Pages

Sabtu, 22 Oktober 2011

Tari Jepen di Tarakan

Masyarakat Tarakan Kalimantan Timur akan meluapkan kegembiraan dalam Festival Jepen 2010. Inilah upaya pelestarian seni dan budaya daerah milik masyarakat pesisir pantai itu.


“Saya ini hidup-mati di seni budaya. Salah satunya Jepen,” ungkap Asrani, budayawan dan pelestari tari
Jepen di Kalimantan Timur (Kaltim). Pria asal Kutai Kartanegara itu lantas mengungkapkan kecintaan sekaligus kegundahannya atas seni dan budaya tradisi.

Salah satu yang menjadi perhatian Asrani adalah tari Jepen, seni tari rakyat Kutai yang dipengaruhi kebudayaan Melayu dan Islam. Menurutnya, nasib tari pergaulan yang populer di kalangan masyarakat pesisir pantai itu tak jauh beda dengan tarian tradisi lainnya. Artinya, kata dia, tari Jepen di Kaltim tidak berkembang pesat tapi masih bertahan dan tidak hilang.

“Beberapa daerah yang masih sering mempertunjukan tarian ini misalnya

di Kutai Kartanegara, Berau, Tarakan, Tana Tidung, Bulungan, dan Kutai Timu

r,” sebut pria yang pernah mendirikan sebuah sanggar seni budaya pada 1992.

Layaknya sebuah tari pergaulan, tari Jepen umumnya ditarikan berpasang-pasangan

yang menggambarkan kegembiraan sekaligus rasa syukur. Kostum yang dikenakan pun biasanya semarak dan kaya warna sebagai perlambang keceriaan. Penari pria biasanya bercelana panjang, berbaju Teluk Belangga (lengan panjang) dan bersarung.Sedangkan penari wanita bersarung dan berkebaya dengan model khas daerah masing-masing.

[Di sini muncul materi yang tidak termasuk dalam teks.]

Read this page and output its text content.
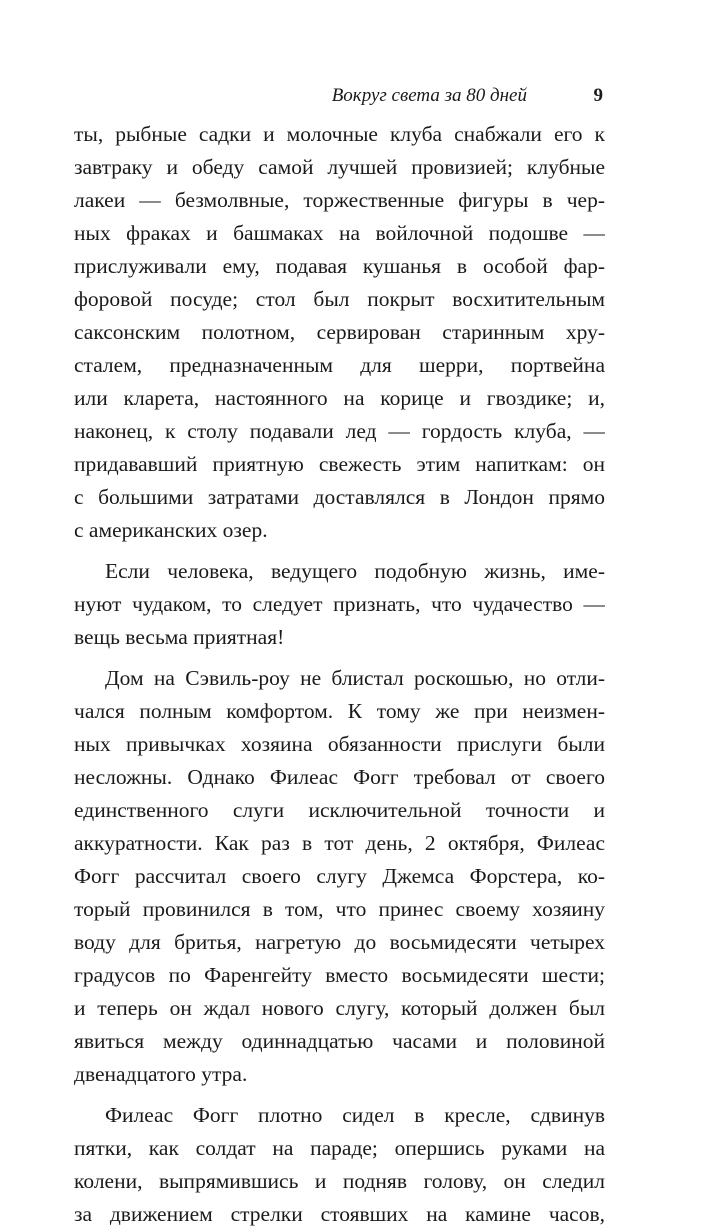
Вокруг света за 80 дней	9
ты, рыбные садки и молочные клуба снабжали его к
завтраку и обеду самой лучшей провизией; клубные
лакеи — безмолвные, торжественные фигуры в чер-
ных фраках и башмаках на войлочной подошве —
прислуживали ему, подавая кушанья в особой фар-
форовой посуде; стол был покрыт восхитительным
саксонским полотном, сервирован старинным хру-
сталем, предназначенным для шерри, портвейна
или кларета, настоянного на корице и гвоздике; и,
наконец, к столу подавали лед — гордость клуба, —
придававший приятную свежесть этим напиткам: он
с большими затратами доставлялся в Лондон прямо
с американских озер.
Если человека, ведущего подобную жизнь, име-
нуют чудаком, то следует признать, что чудачество —
вещь весьма приятная!
Дом на Сэвиль-роу не блистал роскошью, но отли-
чался полным комфортом. К тому же при неизмен-
ных привычках хозяина обязанности прислуги были
несложны. Однако Филеас Фогг требовал от своего
единственного слуги исключительной точности и
аккуратности. Как раз в тот день, 2 октября, Филеас
Фогг рассчитал своего слугу Джемса Форстера, ко-
торый провинился в том, что принес своему хозяину
воду для бритья, нагретую до восьмидесяти четырех
градусов по Фаренгейту вместо восьмидесяти шести;
и теперь он ждал нового слугу, который должен был
явиться между одиннадцатью часами и половиной
двенадцатого утра.
Филеас Фогг плотно сидел в кресле, сдвинув
пятки, как солдат на параде; опершись руками на
колени, выпрямившись и подняв голову, он следил
за движением стрелки стоявших на камине часов,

Tarian enerjik ini menggunakan gerak dasar langkah kaki dan lambaian tangan, dengan iringan nyanyian dan irama musik khas Kutai yang disebut Tingkilan. Adapun alat musiknya terdiri dari gambus (sejenis gitar berdawai 6) dan ketipung (semacam kendang kecil). “Tarian ini juga terkadang diselingi pantun berbalas,” ucap Asrani.

Selain di Kalimantan, lanjutnya, Jepen sebagai tarian berbasis Melayu-Islam juga populer di daerah pesisir pantai lainnya seperti Riau dan Sumatera Utara. Bahkan, di Betawi juga berkembang tari Japin yang diiringi musik gambus dan kendang kecil. Secara geografis, Jepen hidup pula di Serawak (Malaysia), Tawi-Tawi (Brunei Darussalam) dan Tawao (Philipina).

“Penamaannya mungkin saja berbeda. Bisa tari Jepen, Japin, atau Zapin. Tapi, nafasnya sama-sama Melayu-Islam,” tutur Asrani.

Sebagai tari pergaulan, Jepen awalnya dilakukan semata-mata untuk kesenangan pelakunya (kelangenan) hingga kemudian menjadi bagian dari gaya hidup masyarakat pesisir pantai. Saat ada upacara pernikahan atau khitanan, tetamu dihibur dengan tarian ini. Konon, raja-raja Kutai pun sering memesan kesenian rakyat ini untuk merayakan ulang tahunnya atau menyambut Tahun Baru Islam. Selain itu, tari Jepen juga lazim ditampilkan dalam prosesi menyambut tamu kehormatan semisal menyambut menteri.

“Saya berharap generasi penerus bangsa tidak akan pernah meninggalkan seni budaya daerahnya. Kalau dikelola dan dilestarikan dengan baik, seni budaya juga bisa mendatangkan devisa,” tandasnya.

Hapiza, seorang guru tari Jepen dari sanggar Bina Seni Budaya Indonesia (BSBI) di Samarinda punya harapan serupa. Untuk itu, wanita yang sudah lima tahun mengajar tari ini dengan senang hati mengajarkan tari tradisi itu kepada anak-anak TK dan SD di sanggar yang ada di lantai dua rumahnya. Sementara Hapiza dan puteri bungsunya menari Jepen, putra sulungnya dengan lihai memainkan musik Tingkilan.

“Saat ini baru ada 35 anak yang berlatih tari. Namun, melihat anak-anak mengenal dan mencintai tarian daerah sendiri merupakan suatu kebanggaan bagi saya. Memang agak sulit mencari bibit baru karena anak jaman sekarang lebih tertarik nge-band,” tutur ibu dua anak itu.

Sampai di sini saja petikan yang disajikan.